Meantime, I wanted really warm and really warm it will be.



It’ll curl your hair
Sunday January 20th 2013, 10:28 pm
Filed under: Family,Knit

I am told that my father-in-law, who has ever been quick with a witticism, was at the funeral home Friday when he asked the person in feigned seriousness, “Do you offer senior discounts?”

Wait for it…

Dad laughs, letting them know it’s okay to, too.

So with his good example setting the standard, I’m seriously debating making myself a warm hat for when I see him, maybe out of undyed baby alpaca or merino (and maybe not quite so bulky) so that it doesn’t quite compute till you get closer up. Go see what you think.



Knits of prey
Thursday January 17th 2013, 11:50 pm
Filed under: Knit,Wildlife

Hawk yoga. Every pose you could think of, including one I hadn’t seen before: wings raised in sharp inverted Vs with a tight lean forward as if ready for takeoff, then relaxing again on the fence, a foot slowly rising up and disappearing into the poofy feathers against the chill of the day. This is the life, he sang into the wind.

Half an hour. I considered walking a few steps over and back to pick up the hat project as I watched the hawk show, live!, but nah, why disturb him.

I suddenly wondered if, had I done so, what a small ball of yarn in blues/greens/purples would look like to him, with its long tail constantly jerking around my hands.  Caught me a live one!

After he left, anyway.



Lynn and her Beloved
Tuesday January 15th 2013, 11:13 pm
Filed under: Friends,Knit,Life

Lynn, here, the post where I got to meet her in person in Texas the day after she got engaged, her happiness lighting up the whole church. I got to see her again last month when we came back to see my in-laws, and Lynn and I spent an evening at her old knitting group in the Madeline Tosh ship in Ft Worth where she’d been a regular before she’d married and moved a few towns away.
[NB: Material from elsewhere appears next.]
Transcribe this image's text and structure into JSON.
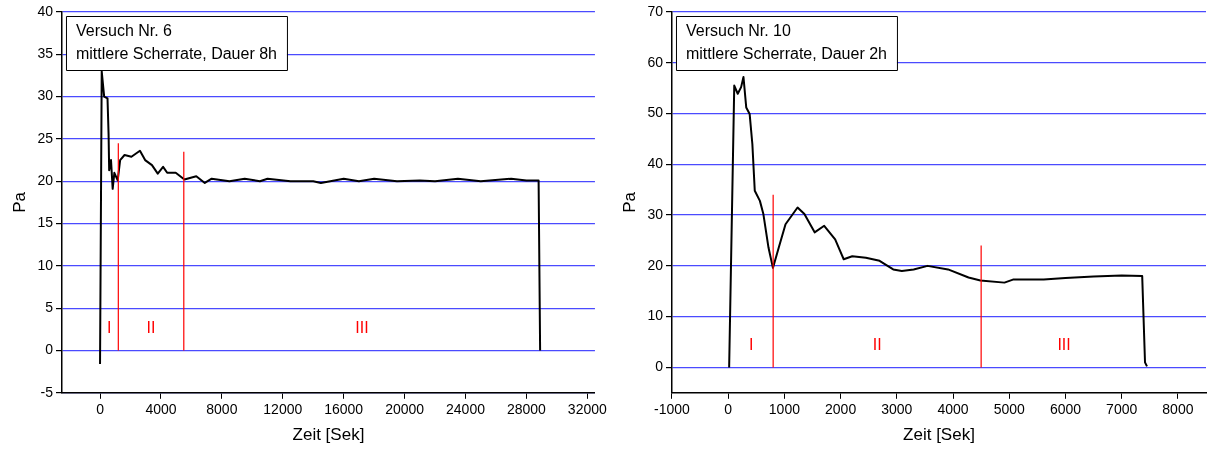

I twirl a small forkful of Lynn’s late mother-in-law’s orange honey that she gifted me with about every other day, savoring it, trying not to run out too fast, thinking of her and how grateful I am for her friendship every time I look at that jar. How glad I am that she and her Beloved found each other in their lives.

Yesterday was their first anniversary.

Today her beloved, one of the very best, slipped away before hospice could even finish setting up at their house.

I’ve wanted to grab the next flight. I can’t afford it. What I did do was go searching in my house, for–something, I didn’t know what, and found a shawl project that I’d long ago stalled out on: it had been put aside while I’d debated how to finish it and while I had had people needing the love from something hand knit Right Now, and so the shawl had become abandoned altogether and at last pretty much forgotten other than the occasional guilt twinge in its direction.

I didn’t even remember which pattern it was; I was surprised when I pulled it out to see it was Y not Z. Huh. I always did like that yarn.

I sat down with it. I decided, seventeen months after I’d started, at long last what to do: a few rows there, that’s all it had needed all this time, that and a decision, and I cast it off, blocked it, and with that I tied up one loose end in my own life. It is done. And after its submersion in the water, it feels like one of the most beautiful things I have ever knit.

And it’s not at all Lynn’s color, darnit.